Few Americans have known survivors, maybe; many American Jews have, and many more of us have known the children of survivors. But nearly all of us live with most of the roots chopped off, family trees mostly destroyed. The remaining and regrown families tend to be small and dispersed. I live in a part of the world with enormous families and the expectation is that everyone has an enormous family, people who will, end of day, lend a hand. It means people have much less investment in societal goodwill and social safety nets than they otherwise might. People go intentionally blind to those in trouble without large families and generations of local connections. A legacy.
For young people you’re right, it’s too long ago. Even 1989 is too long ago. 9/11 is historical, before they were born. WWII, WWI, they’re not sure what difference there is; European history’s quite unfashionable these days anyway. And the Holocaust washes into the collection of global genocide stories, not special. The attention spans and taste for details are also limited. It doesn’t help that when schools do teach about it, it’s sentimentalized as much as MLK Jr. Day is. I’ve long thought that if you’re going to teach it, you should show Night and Fog.
I don’t see pessimism here, but I do see helplessness in the face of the ancient who refuse to let go and accept that their turn is over. Young people have never really known a middle-aged president. But then young people also have a much more tenuous relationship to government than older people do.
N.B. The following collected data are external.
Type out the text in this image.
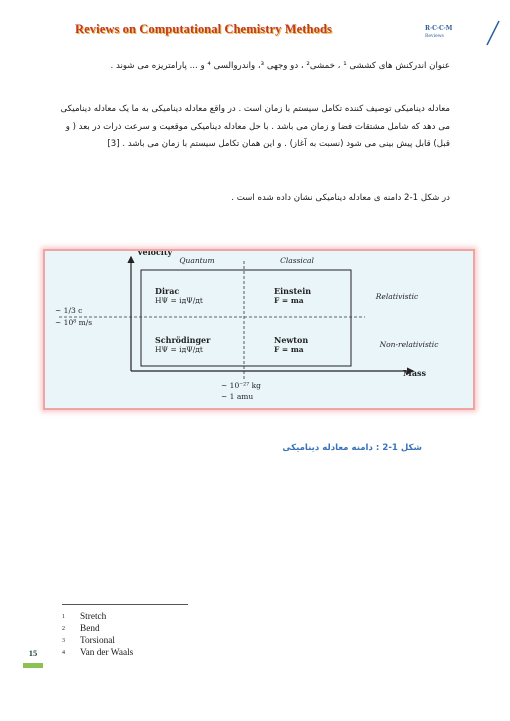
Reviews on Computational Chemistry Methods	R·C·C·M
Reviews
عنوان اندرکنش های کششی ¹ ، خمشی² ، دو وجهی ³، واندروالسی ⁴ و ... پارامتریزه می شوند .
معادله دینامیکی توصیف کننده تکامل سیستم با زمان است . در واقع معادله دینامیکی به ما یک معادله دینامیکی می دهد که شامل مشتقات فضا و زمان می باشد . با حل معادله دینامیکی موقعیت و سرعت ذرات در بعد ( و قبل) قابل پیش بینی می شود (نسبت به آغاز) . و این همان تکامل سیستم با زمان می باشد . [3]
در شکل 1-2 دامنه ی معادله دینامیکی نشان داده شده است .
Velocity
Mass
Quantum	Classical
Relativistic
Non-relativistic
Dirac
HΨ = iдΨ/дt
Einstein
F = ma
Schrödinger
HΨ = iдΨ/дt
Newton
F = ma
~ 1/3 c
~ 10⁸ m/s
~ 10⁻²⁷ kg
~ 1 amu
شکل 1-2 : دامنه معادله دینامیکی
$^1$ Stretch
$^2$ Bend
$^3$ Torsional
$^4$ Van der Waals
15
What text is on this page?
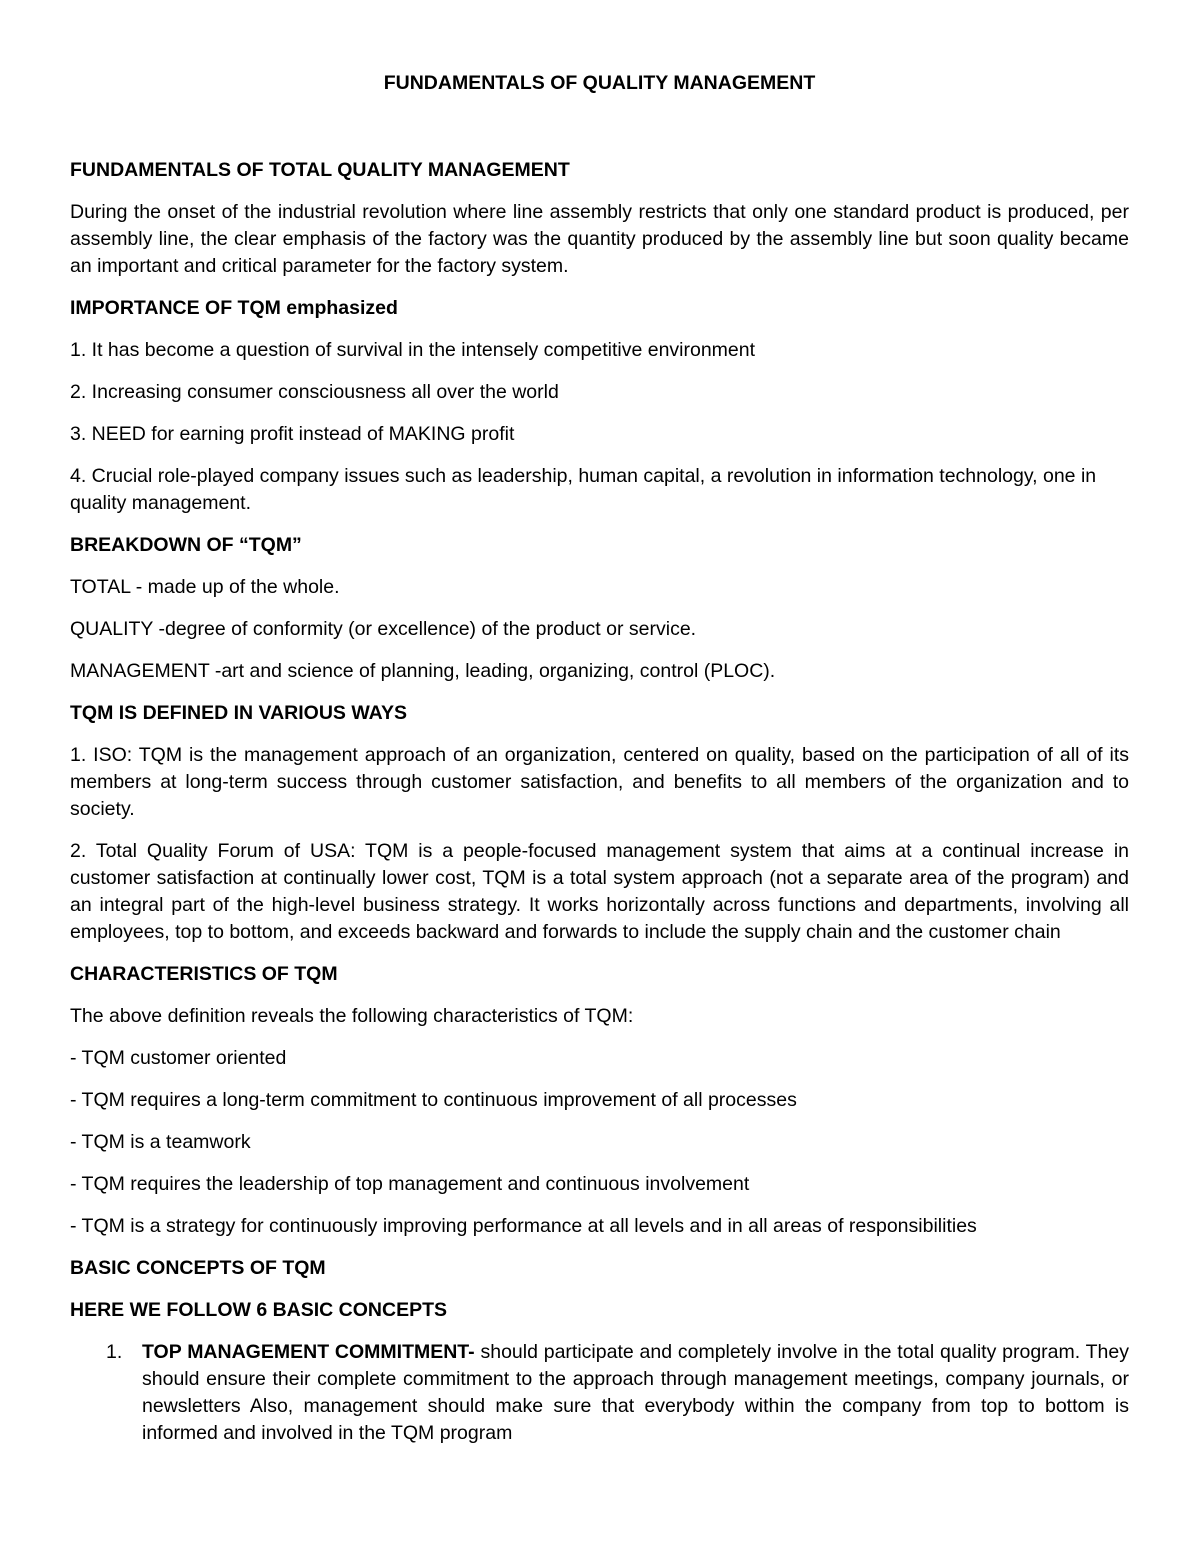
FUNDAMENTALS OF QUALITY MANAGEMENT
FUNDAMENTALS OF TOTAL QUALITY MANAGEMENT

During the onset of the industrial revolution where line assembly restricts that only one standard product is produced, per assembly line, the clear emphasis of the factory was the quantity produced by the assembly line but soon quality became an important and critical parameter for the factory system.

IMPORTANCE OF TQM emphasized
1. It has become a question of survival in the intensely competitive environment
2. Increasing consumer consciousness all over the world
3. NEED for earning profit instead of MAKING profit
4. Crucial role-played company issues such as leadership, human capital, a revolution in information technology, one in quality management.
BREAKDOWN OF “TQM”
TOTAL - made up of the whole.
QUALITY -degree of conformity (or excellence) of the product or service.
MANAGEMENT -art and science of planning, leading, organizing, control (PLOC).
TQM IS DEFINED IN VARIOUS WAYS

1. ISO: TQM is the management approach of an organization, centered on quality, based on the participation of all of its members at long-term success through customer satisfaction, and benefits to all members of the organization and to society.

2. Total Quality Forum of USA: TQM is a people-focused management system that aims at a continual increase in customer satisfaction at continually lower cost, TQM is a total system approach (not a separate area of the program) and an integral part of the high-level business strategy. It works horizontally across functions and departments, involving all employees, top to bottom, and exceeds backward and forwards to include the supply chain and the customer chain

CHARACTERISTICS OF TQM
The above definition reveals the following characteristics of TQM:
- TQM customer oriented
- TQM requires a long-term commitment to continuous improvement of all processes
- TQM is a teamwork
- TQM requires the leadership of top management and continuous involvement
- TQM is a strategy for continuously improving performance at all levels and in all areas of responsibilities
BASIC CONCEPTS OF TQM
HERE WE FOLLOW 6 BASIC CONCEPTS
1. TOP MANAGEMENT COMMITMENT- should participate and completely involve in the total quality program. They should ensure their complete commitment to the approach through management meetings, company journals, or newsletters Also, management should make sure that everybody within the company from top to bottom is informed and involved in the TQM program
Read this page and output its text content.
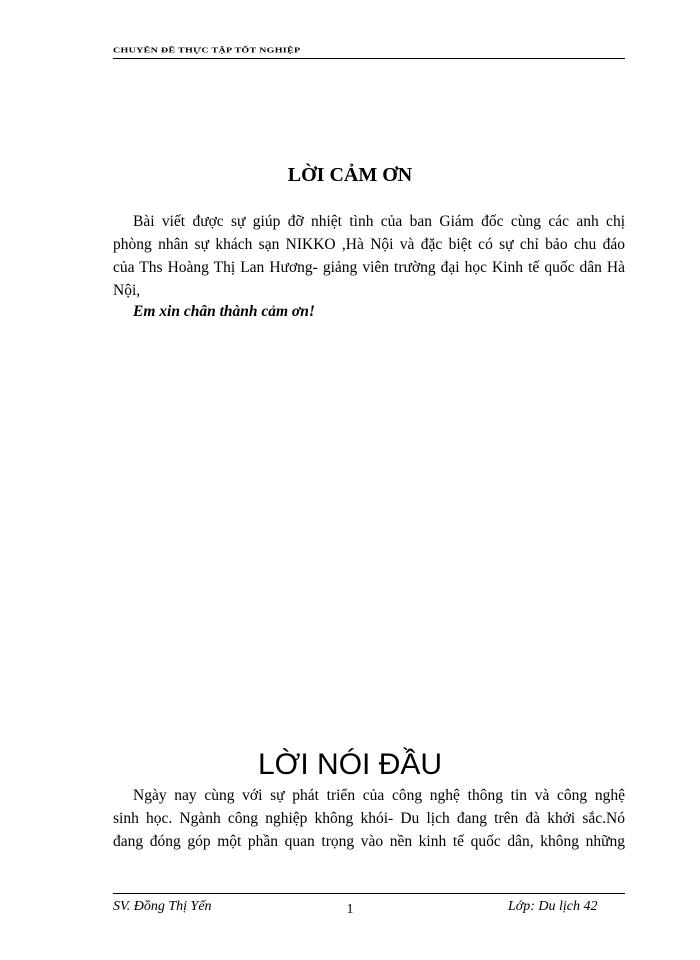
CHUYÊN ĐỀ THỰC TẬP TỐT NGHIỆP
LỜI CẢM ƠN
Bài viết được sự giúp đỡ nhiệt tình của ban Giám đốc cùng các anh chị
phòng nhân sự khách sạn NIKKO ,Hà Nội và đặc biệt có sự chỉ bảo chu đáo
của Ths Hoàng Thị Lan Hương- giảng viên trường đại học Kinh tế quốc dân Hà
Nội,
Em xin chân thành cảm ơn!
LỜI NÓI ĐẦU
Ngày nay cùng với sự phát triển của công nghệ thông tin và công nghệ
sinh học. Ngành công nghiệp không khói- Du lịch đang trên đà khởi sắc.Nó
đang đóng góp một phần quan trọng vào nền kinh tế quốc dân, không những
SV. Đồng Thị Yến	1	Lớp: Du lịch 42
The government stopped being about young people and their future, and then largely walled itself off, before they were born. I remember looking at stocks round about 2000 or so, and looking at the quarterly reports of something called the Student Loan Corporation, and realizing I was looking at a massive transfer of wealth in the wrong direction: young and poor to old and rich. I was looking at the beginnings of generational poverty. And I thought, oh man, we’re in trouble.
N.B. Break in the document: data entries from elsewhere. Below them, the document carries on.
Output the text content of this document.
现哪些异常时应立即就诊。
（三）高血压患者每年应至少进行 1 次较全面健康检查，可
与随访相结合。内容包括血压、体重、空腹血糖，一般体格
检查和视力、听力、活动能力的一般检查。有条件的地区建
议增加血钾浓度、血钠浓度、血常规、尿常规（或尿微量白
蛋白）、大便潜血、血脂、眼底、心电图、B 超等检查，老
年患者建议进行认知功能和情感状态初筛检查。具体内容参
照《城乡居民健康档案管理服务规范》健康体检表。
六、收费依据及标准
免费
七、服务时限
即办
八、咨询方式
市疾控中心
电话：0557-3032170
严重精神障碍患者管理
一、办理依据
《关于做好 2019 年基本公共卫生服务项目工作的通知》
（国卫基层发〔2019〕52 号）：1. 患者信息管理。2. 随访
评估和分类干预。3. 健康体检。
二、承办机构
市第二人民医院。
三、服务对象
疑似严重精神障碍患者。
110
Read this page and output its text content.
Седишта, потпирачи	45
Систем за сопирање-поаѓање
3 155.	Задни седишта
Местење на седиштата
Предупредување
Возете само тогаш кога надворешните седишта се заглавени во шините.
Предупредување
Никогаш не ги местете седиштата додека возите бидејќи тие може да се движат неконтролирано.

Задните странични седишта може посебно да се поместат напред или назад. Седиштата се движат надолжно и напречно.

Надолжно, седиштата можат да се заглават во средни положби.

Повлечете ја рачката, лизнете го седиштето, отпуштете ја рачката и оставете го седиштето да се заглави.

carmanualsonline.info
And then a few years later the same people nearly melted the global economy, and in the ensuing chaos I thought: these are historical problems, not political problems; we’ll swing back and forth between parties, looking to them to solve problems they can’t solve, and will give up and elect a strongman around 2020.
The kids are more hopeful than that, it seems to me. They want to live. And time and numbers are on their side. What they make of their advantage when they finally come into it, though, I don’t know. They’ve never known a middle-class world. No one has been training them to govern. They have a protest culture, but they’re not trooping off to law school, to civil-service jobs, because these things seem too far beside the point to them. I’ve been impressed all along by how quick and adaptable they are, though, and how readily and practically they work together, so — fingers crossed.
Thanks for sharing that story. I never personally knew any Shoah survivors – my people emigrated from Belarus many decades before failing to do so was a death sentence. What we’ve allowed to happen to USA in the decades after is an enduring source of shame to me.